Auch Dienstkleidung wird in NRW nun zu fairen Bedingungen beschafft

Gegenwärtig hat Nordrhein-Westfalen neben Bremen das fortschrittlichste Vergaberecht in Deutschland. Wenige Wochen vor den Landtagswahlen trat das Tariftreue- und Vergabegesetz mit der dazugehörigen Rechtsverordnung in Kraft. Während Einkaufsabteilungen auf Bundesebene die Einhaltung von sozialen und ökologischen Voraussetzungen verlangen "können", sind ihre Kolleg / innen in NRW bei einem Großteil der Bestellungen dazu verpflichtet. Anders als vorher haben Lieferanten außerdem nicht mehr die Möglichkeit, einfach nur zu behaupten, dass bei der Herstellung ihrer Produkte bestimmte Mindeststandards eingehalten wurden. Das bevölkerungsreichste Bundesland verlangt jetzt glaubwürdige Nachweise - und was darunter zu verstehen ist, ist ebenfalls geregelt. Die Liste der in NRW als sensibel eingestuften Produkte ist lang - und reicht von Kaffee über Polizeimützen bis bin zu Computern und anderen IT-Produkten, lobt Johanna Fincke von der Christlichen Initiative Romero. Ihre Organisation gehört zusammen mit ver.di und 45 anderen Nichtregierungs-Organisationen zum Cora-Netzwerk. Der Zusammenschluss setzt sich seit Jahren dafür ein, dass Konzerne soziale und ökologische Normen in ihren Lieferketten durchsetzen.

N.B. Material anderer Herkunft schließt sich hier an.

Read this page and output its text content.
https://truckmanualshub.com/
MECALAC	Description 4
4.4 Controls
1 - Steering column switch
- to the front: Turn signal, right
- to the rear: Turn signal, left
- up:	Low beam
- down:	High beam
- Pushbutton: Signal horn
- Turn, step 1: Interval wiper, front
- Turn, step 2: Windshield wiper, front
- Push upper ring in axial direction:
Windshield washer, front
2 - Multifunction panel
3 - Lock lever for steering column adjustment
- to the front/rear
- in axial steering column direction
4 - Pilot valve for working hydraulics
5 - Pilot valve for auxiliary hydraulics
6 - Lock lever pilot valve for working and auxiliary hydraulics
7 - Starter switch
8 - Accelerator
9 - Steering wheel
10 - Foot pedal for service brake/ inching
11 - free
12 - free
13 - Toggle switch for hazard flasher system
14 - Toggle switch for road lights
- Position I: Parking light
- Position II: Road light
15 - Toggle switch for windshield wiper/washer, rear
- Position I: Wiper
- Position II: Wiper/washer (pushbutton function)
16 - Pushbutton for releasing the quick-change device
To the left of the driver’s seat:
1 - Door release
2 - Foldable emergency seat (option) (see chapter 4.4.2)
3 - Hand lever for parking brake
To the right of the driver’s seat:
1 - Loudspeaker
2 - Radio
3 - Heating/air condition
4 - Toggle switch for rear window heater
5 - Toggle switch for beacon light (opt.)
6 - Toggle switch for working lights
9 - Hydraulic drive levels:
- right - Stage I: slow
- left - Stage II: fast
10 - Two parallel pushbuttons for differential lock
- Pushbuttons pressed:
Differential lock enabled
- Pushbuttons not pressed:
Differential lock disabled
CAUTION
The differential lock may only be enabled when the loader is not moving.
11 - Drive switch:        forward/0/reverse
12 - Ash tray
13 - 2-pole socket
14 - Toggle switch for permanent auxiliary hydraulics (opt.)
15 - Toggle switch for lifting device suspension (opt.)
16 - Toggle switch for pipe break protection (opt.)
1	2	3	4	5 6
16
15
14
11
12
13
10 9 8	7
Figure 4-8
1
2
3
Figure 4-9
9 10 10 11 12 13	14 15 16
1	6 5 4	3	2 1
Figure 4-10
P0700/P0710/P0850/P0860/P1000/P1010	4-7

Nach Fortschritt Rolle rückwärts?

Allein NRW kauft mit Steuergeldern jährlich Waren und Dienstleistungen im Wert von 50 Milliarden Euro ein. Doch sind mit der neuen Regelung noch nicht alle Schlupflöcher geschlossen. So gelten beispielsweise Rumänien und Bulgarien als unproblematische Importländer, obwohl dort nachweislich die Kernarbeitsnormen der Internationalen Arbeitsorganisation ILO immer wieder verletzt werden. Auch müssen die Beschaffer entscheiden, ob die vorgelegten Zertifikate glaubwürdig sind, was sie in manchen Fällen überfordern dürfte. Trotzdem ist die Gesetzesnovelle nach einhelliger Meinung von Gewerkschaften und Menschenrechtsorganisationen ein Fortschritt. Nach der Landtagswahl fürchten nun viele, dass es schon bald zu einer Rolle rückwärts kommen könnte: Sowohl aus der CDU als auch der FDP waren vor Verabschiedung des Gesetzes heftige Proteste zu vernehmen gewesen.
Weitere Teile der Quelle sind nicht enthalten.